Однако спустя некоторое время справа опять шевельнулось.

— Это вы давеча на велосипеде приехали? — тихий, спокойный голос.

— Да, — ответил я, на этот раз чрезмерно все-таки оживившись.

— Путешествуете?

— Да.

— Нравится?

— Еще как!

У меня аж сердце забилось в предвкушении собственного рассказа.

— Я, правда, не совсем из Клина, — сказал тем временем мой сосед. — Деревушка там есть такая — Куликово. А до этого в Усть-Пристани жили…

И опять пришлось мне изумиться. Ведь в деревушке Усть-Пристани я провел много дней — с ней и с соседней деревушкой, Медвежья Пустынь, связано очень много, там у меня и любовь-то была как-то летом, и именно в тех местах 13 августа убил я того самого, первого в жизни, тетерева, а в Усть-Пристани в просторной избе, видимо, и сейчас живут женщины-вдовы, у которых я провел как-то пол-лета, пытаясь написать свою первую повесть. Ну прямо сама судьба послала его мне, прямо сама судьба.

— Усть-Пристань? — переспросил я. — На реке Сестре?

— Да, — блестящие глаза качнулись во мраке. — А что, вы эту деревушку знаете?

— Еще бы.
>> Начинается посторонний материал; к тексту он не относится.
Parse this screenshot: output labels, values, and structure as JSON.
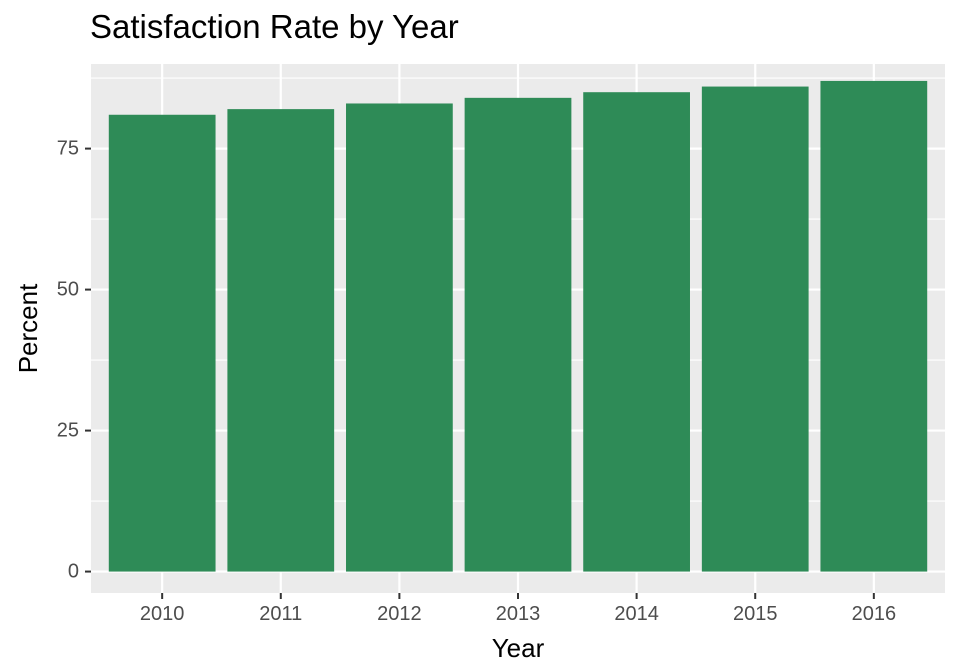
{
  "chart_data": {
    "type": "bar",
    "title": "Satisfaction Rate by Year",
    "xlabel": "Year",
    "ylabel": "Percent",
    "categories": [
      "2010",
      "2011",
      "2012",
      "2013",
      "2014",
      "2015",
      "2016"
    ],
    "values": [
      81,
      82,
      83,
      84,
      85,
      86,
      87
    ],
    "ylim": [
      -3.8,
      90
    ],
    "yticks": [
      0,
      25,
      50,
      75
    ],
    "ytick_labels": [
      "0",
      "25",
      "50",
      "75"
    ],
    "grid": true,
    "legend": "none",
    "colors": {
      "bar": "#2e8b57",
      "panel_background": "#ebebeb",
      "grid": "#ffffff",
      "tick_text": "#4d4d4d",
      "tick_mark": "#333333",
      "text": "#000000"
    }
  }
}
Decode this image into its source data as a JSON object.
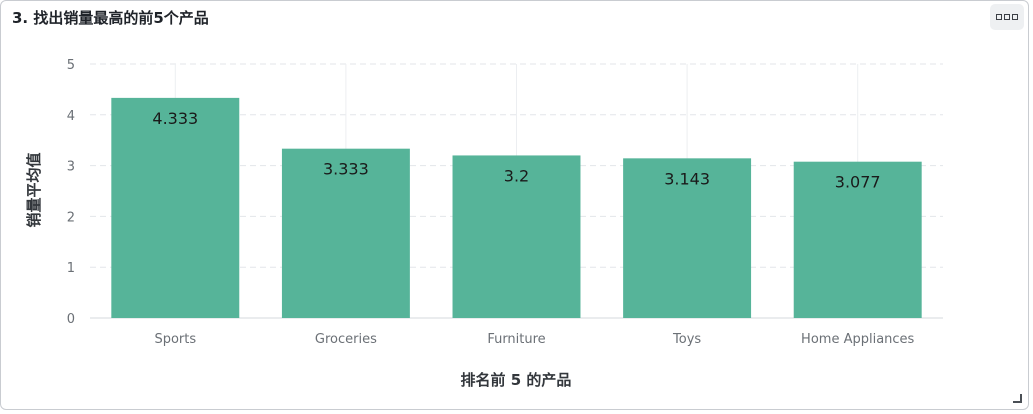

И Усть-Пристань, и Медвежья Пустынь — я ведь в тех местах часто бывал. Александрово, Трехсвятское, Нижнево, — крыл я напропалую. — В Усть-Пристани я у Богомоловых жил, — может, знаете?

И с юношеским, неприличным воодушевлением я повернулся к соседу.

— Богомоловых? Как же… — ответил голос из темноты. — Тетя Саша, тетя Дуня… Третью вот забыл.

— Мария Васильевна.

— Верно. Мария Васильевна. А тетя Саша умерла, знаете?

— Что вы. Не знал. Но помню: она ведь совсем старенькая была. Восемьдесят с чем-то?

— Да, восемьдесят два. Я ведь родственник тети Саши, сестра она мне двоюродная.

Вот так. Помолчали, пока я приходил в себя. Тесен мир! А совпадений сколько?

Случайно это или — опять 13 число? Впрочем, в настоящем путешествии все может быть. Пора бы уж перестать удивляться.

А разговор тем временем перешел на другую тему. Мой собеседник, оказывается, не всегда жил в окрестностях Клина. В разные периоды своей жизни он бывал то в Москве, то в Волоколамске под Москвой, то в Электростали.

В Электростали почти со дня основания завода работал мой отец.

— А в Электростали вы в какие годы работали? — спросил я для верности.

— В Электростали-то? Сейчас вспомню. С тридцать пятого по тридцать седьмой. Завод тогда еще только строился.

Ну, ясно. Я и это принял как должное, а он начал рассказывать о заводе. Я спросил, не встречал ли он там моего отца. Долго пытался он вспомнить, но так и не вспомнил. И хорошо. А то было бы слишком.

Мой сосед больше не спрашивал меня ни о чем — ни вопроса о путешествии, — он рассказывал теперь только сам. Теперь и моих вопросов не нужно было. С рассказа о заводе он перешел к семейным своим неурядицам, говорил медленно, рассудительно. Если я пытался все же вставить что-нибудь о своем путешествии — даже в связи с его рассказом, например такое: «Вы знаете, чем хорошо еще путешествие? В себя приходишь, проблемы как-то сами собой решаются, понимаешь, что важно на самом деле, а что неважно…», — он, спокойно выслушивая, говорил «ага», а потом продолжал свое. И было такое впечатление, что моя реакция на его рассказ ничуть его не волнует, ему нужно выговориться, выговориться хоть кому-то — как и тому, «подвальному» мужичку, — и я понял, что на моем месте сейчас мог бы оказаться любой другой человек, неважно кто, лишь бы слушал, слушал, не перебивая. Не один я, оказывается, жаждал исповедаться!